Gosto de ver, na RTP Memória, os programas sobre o Portugal que fomos tendo. Muitos deles, sobretudo aqueles que evocam os serviços noticiosos pré-25 de Abril de 1974, remetem-me para uma realidade que vivi, para um tempo em que bastava fazer meia dúzia de quilómetros para fora de Lisboa ou do Porto para sermos confrontados com o chamado país real. Lembro-me bem, ainda, de como, nas viagens aéreas, instalado junto a uma janela, sabia sempre quando cruzava a fronteira. Visto de cima e de longe, o ordenamento do território não permitia erros. E constatava, também, que quando voava em direção aos países do pacto de Varsóvia, voltava a ter a mesma sensação: havia outras ibérias lá em baixo.

Comprovava-o a cada aterragem. Nas consequências concretas, descender de uma ditadura de direita ou de esquerda valia o mesmo, na paisagem e nas pessoas. Sabia, por isso, que a Europa que invejava era pequena. De Norte, começava nas ilhas britânicas e acabava na ponta da bota italiana. De Este para Oeste juntava o Benelux ao centro franco-germânico e o oásis só se voltava a descobrir por cima da Escandinávia.

A minha convicção de europeísta vem desse tempo em que certifiquei o que aprendera nos livros. A História batia certo para quem sabia descontar os ardores políticos militantes.

O tempo passou. A Europa, pagando-nos autoestradas, rotundas e pontes criou-nos a ilusão do desenvolvimento perfeito. O país real começou a parecer cada vez mais longe e alguns portugueses, os das cidades, entusiasmados, talvez tenham aderido à sensação da integração plena, estendida à responsabilidade civil e à serena omnipresença do Estado. Alguns feitos, como o SNS, fizeram por merecer esta ilusão catalisada pelo cavaquismo e que desagua na atual dívida externa, a pública e a privada.

Creio que só agora começamos a perceber verdadeiramente que o dinheiro derramado sobre as obras teve um efeito secundário perverso sobre as pessoas. Institucionalizou a corrupção nos partidos e daí ela seguiu para a administração, central e local. Por isso, ao fado da miséria da gente triste, das estradas que eram caminhos, da lama por todo o lado no inverno, do país abandonado pelas televisões e agora recuperado pela CMTV, sucederam outras tragédias em sessões contínuas, na economia e na vida.

O roubo dos bancos por dentro, o tráfico de influências permanente, a utilização das empresas públicas pelos amigos, a corrupção generalizada têm muito a ver com a queda de pontes, o desmoronamento de estradas, os incêndios descontrolados e outras calamidades de regularidade chocante.

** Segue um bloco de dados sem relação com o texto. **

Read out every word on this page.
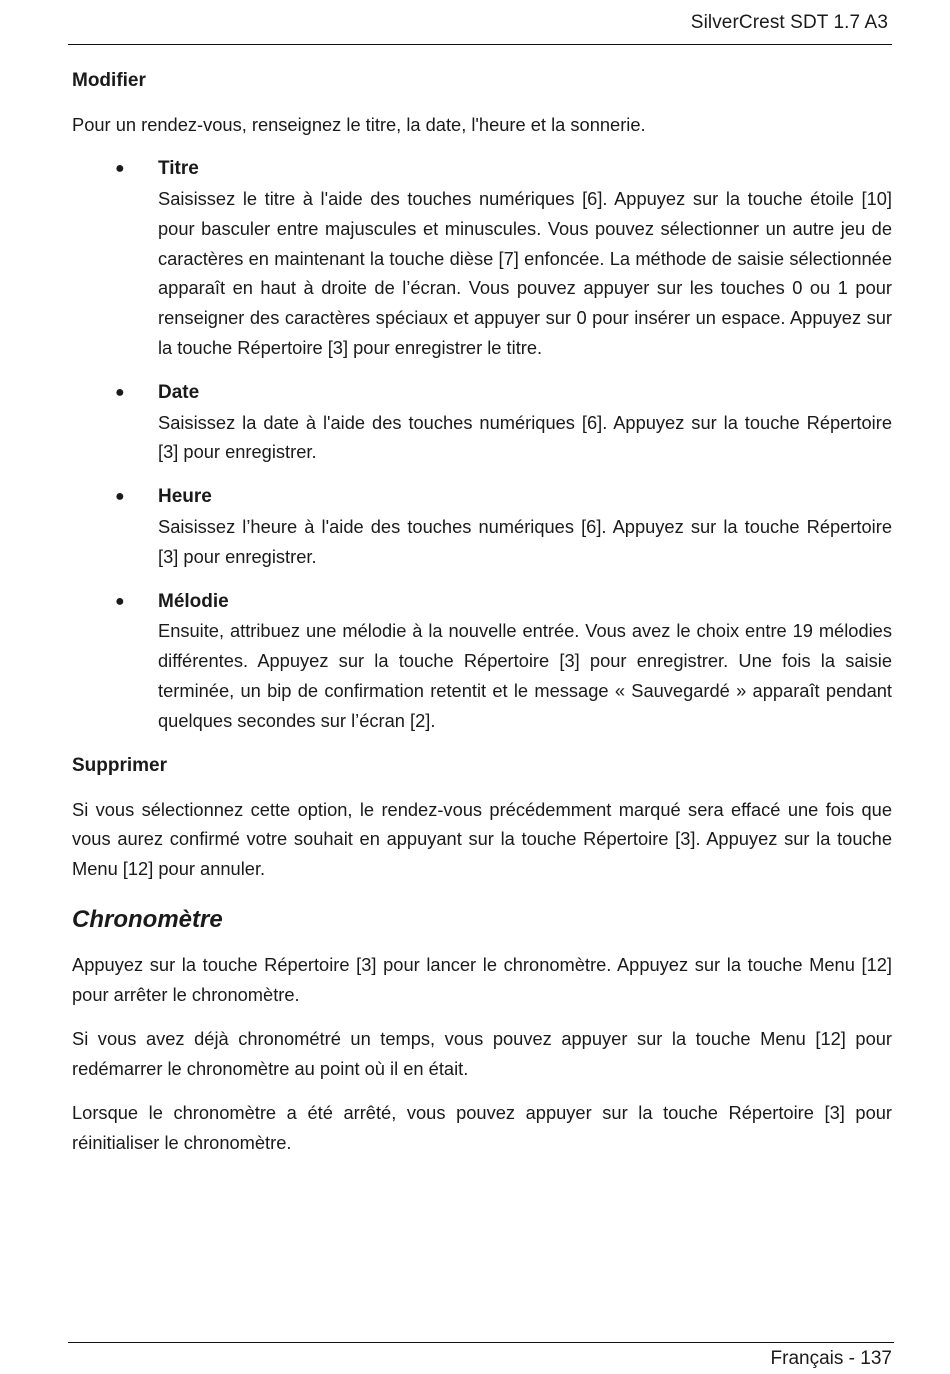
SilverCrest SDT 1.7 A3
Modifier

Pour un rendez-vous, renseignez le titre, la date, l'heure et la sonnerie.

● Titre
Saisissez le titre à l'aide des touches numériques [6]. Appuyez sur la touche étoile [10] pour basculer entre majuscules et minuscules. Vous pouvez sélectionner un autre jeu de caractères en maintenant la touche dièse [7] enfoncée. La méthode de saisie sélectionnée apparaît en haut à droite de l’écran. Vous pouvez appuyer sur les touches 0 ou 1 pour renseigner des caractères spéciaux et appuyer sur 0 pour insérer un espace. Appuyez sur la touche Répertoire [3] pour enregistrer le titre.
● Date
Saisissez la date à l'aide des touches numériques [6]. Appuyez sur la touche Répertoire [3] pour enregistrer.
● Heure
Saisissez l’heure à l'aide des touches numériques [6]. Appuyez sur la touche Répertoire [3] pour enregistrer.
● Mélodie
Ensuite, attribuez une mélodie à la nouvelle entrée. Vous avez le choix entre 19 mélodies différentes. Appuyez sur la touche Répertoire [3] pour enregistrer. Une fois la saisie terminée, un bip de confirmation retentit et le message « Sauvegardé » apparaît pendant quelques secondes sur l’écran [2].
Supprimer

Si vous sélectionnez cette option, le rendez-vous précédemment marqué sera effacé une fois que vous aurez confirmé votre souhait en appuyant sur la touche Répertoire [3]. Appuyez sur la touche Menu [12] pour annuler.

Chronomètre

Appuyez sur la touche Répertoire [3] pour lancer le chronomètre. Appuyez sur la touche Menu [12] pour arrêter le chronomètre.

Si vous avez déjà chronométré un temps, vous pouvez appuyer sur la touche Menu [12] pour redémarrer le chronomètre au point où il en était.

Lorsque le chronomètre a été arrêté, vous pouvez appuyer sur la touche Répertoire [3] pour réinitialiser le chronomètre.

Français - 137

Aterro este texto em Borba para dizer que não sabia daquela estrada. Nunca lá passei. Mas havia gente que passava. E não deveria ser preciso vê-la a partir de cima para ter a noção do perigo. Este novo episódio do Estado desaparecido em combate faz parte de um país que, afinal, não mudou o suficiente.

Sou realista: os acidentes sempre existiram e existirão. Mas isto em Borba não foi um acidente, foi uma estupidez. Dolorosa estupidez. Criminosa irresponsabilidade. De quem não sei. Se calhar nunca saberemos. A não ser que o Estado, que pagamos, e as pessoas que o servem, que elegemos, e agora de novo se afadigam em declarações estéreis e em inquéritos e investigações de rotina, falham vezes demasiadas. Isso está provado. E diz muito da sociedade que ainda somos.